The conceit of his program, such as it was, was to take us on a trip through musical history, through songs identified strongly with other performers – Muddy Waters’s “Hoochie Coochie Man”; “Messin’ with the Kid” by his long-time duo partner, Junior Wells; a jazzy take on Little Willie John’s “Fever”; and Marvin Gaye’s “Ain’t That Peculiar.” There were tributes to his acolytes, too – he had Sullivan assay Eric Clapton and Cream’s “Strange Brew” and some Jimi Hendrix (earlier on, Guy himself demonstrated how much Hendrix borrowed from Muddy Waters, although most say it was Buddy Guy himself who was the essential connection between electric blues and Hendrix’s rock-jazz-metal fusion).

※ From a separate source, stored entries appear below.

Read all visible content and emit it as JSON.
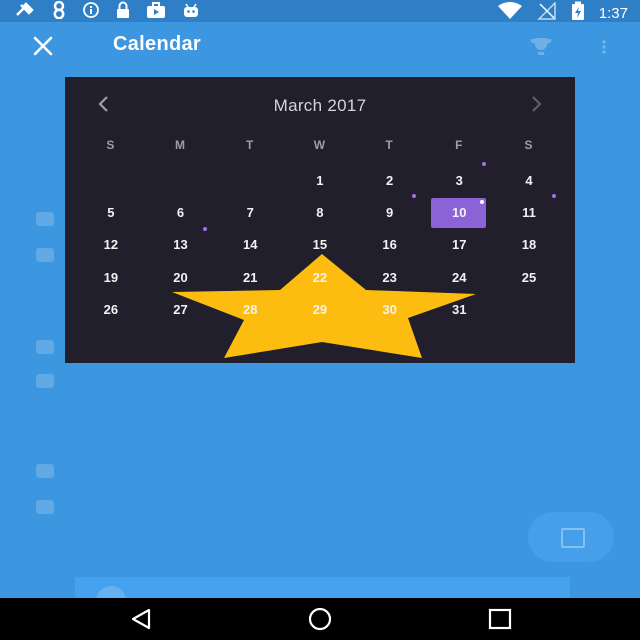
{
  "status_bar": {
    "time": "1:37",
    "left_icons": [
      "satellite-icon",
      "eight-icon",
      "info-icon",
      "lock-icon",
      "briefcase-icon",
      "android-icon"
    ],
    "right_icons": [
      "wifi-icon",
      "no-signal-icon",
      "battery-charging-icon"
    ]
  },
  "header": {
    "title": "Calendar",
    "close_icon": "close-icon"
  },
  "calendar": {
    "month_label": "March 2017",
    "weekdays": [
      "S",
      "M",
      "T",
      "W",
      "T",
      "F",
      "S"
    ],
    "selected_day": "10",
    "weeks": [
      [
        {
          "day": ""
        },
        {
          "day": ""
        },
        {
          "day": ""
        },
        {
          "day": "1"
        },
        {
          "day": "2"
        },
        {
          "day": "3",
          "dot": true
        },
        {
          "day": "4"
        }
      ],
      [
        {
          "day": "5"
        },
        {
          "day": "6"
        },
        {
          "day": "7"
        },
        {
          "day": "8"
        },
        {
          "day": "9",
          "dot": true
        },
        {
          "day": "10",
          "dot": true,
          "selected": true
        },
        {
          "day": "11",
          "dot": true
        }
      ],
      [
        {
          "day": "12"
        },
        {
          "day": "13",
          "dot": true
        },
        {
          "day": "14"
        },
        {
          "day": "15"
        },
        {
          "day": "16"
        },
        {
          "day": "17"
        },
        {
          "day": "18"
        }
      ],
      [
        {
          "day": "19"
        },
        {
          "day": "20"
        },
        {
          "day": "21"
        },
        {
          "day": "22"
        },
        {
          "day": "23"
        },
        {
          "day": "24"
        },
        {
          "day": "25"
        }
      ],
      [
        {
          "day": "26"
        },
        {
          "day": "27"
        },
        {
          "day": "28"
        },
        {
          "day": "29"
        },
        {
          "day": "30"
        },
        {
          "day": "31"
        },
        {
          "day": ""
        }
      ]
    ]
  },
  "colors": {
    "background": "#3d96e0",
    "dialog": "#201f2b",
    "selected": "#8b63d6",
    "event_dot": "#a56ee6",
    "star": "#fdbd10"
  },
  "navigation": {
    "back": "back-icon",
    "home": "home-icon",
    "recents": "recents-icon"
  }
}
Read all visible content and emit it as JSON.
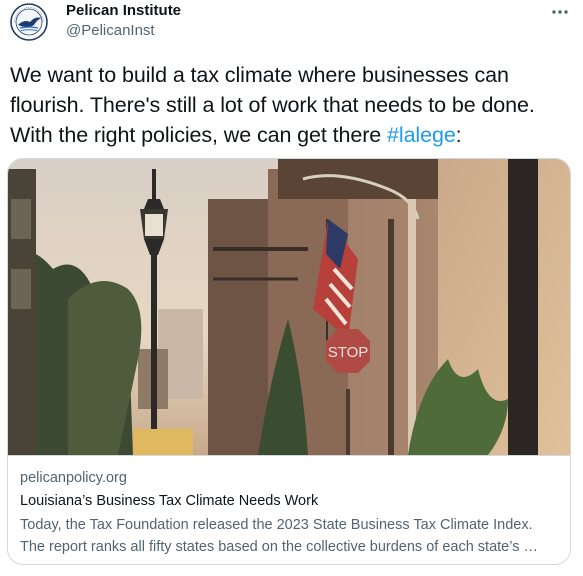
{
  "account": {
    "name": "Pelican Institute",
    "handle": "@PelicanInst",
    "avatar_icon": "pelican-logo-icon",
    "logo_text": "PELICAN INSTITUTE",
    "brand_color": "#1e3a6e"
  },
  "more_icon": "more-options-icon",
  "tweet": {
    "text_before": "We want to build a tax climate where businesses can flourish. There's still a lot of work that needs to be done. With the right policies, we can get there ",
    "hashtag": "#lalege",
    "text_after": ":"
  },
  "card": {
    "image_description_icon": "street-photo",
    "sign_text": "STOP",
    "domain": "pelicanpolicy.org",
    "title": "Louisiana’s Business Tax Climate Needs Work",
    "desc_line1": "Today, the Tax Foundation released the 2023 State Business Tax Climate Index.",
    "desc_line2": "The report ranks all fifty states based on the collective burdens of each state’s …"
  },
  "colors": {
    "text": "#0f1419",
    "secondary": "#536471",
    "link": "#1d9bf0",
    "border": "#cfd9de"
  }
}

It’s understandable, too, that at this point in his career (and life), Guy is excited to discover a young teenager with the technical prowess of Sullivan. Sullivan is indeed a phenomenal player. One just hopes that the time he spends with Guy will rub off more on him, and the lesson he will learn – the lesson Guy has to teach all bluesmen, really, and the one that has been seemingly lost on generations of players going back to the 1970s – is that it’s not about flash and speed, but about dynamics, storytelling, and, for god’s sake, entertainment and humor. And Buddy Guy is nothing if not a spellbounding entertainer with great comic timing – timing, of course, being an essential musical art. Without music, there can be no comedy. And Buddy Guy is not only a great guitarist and singer – he’s also a great comedian.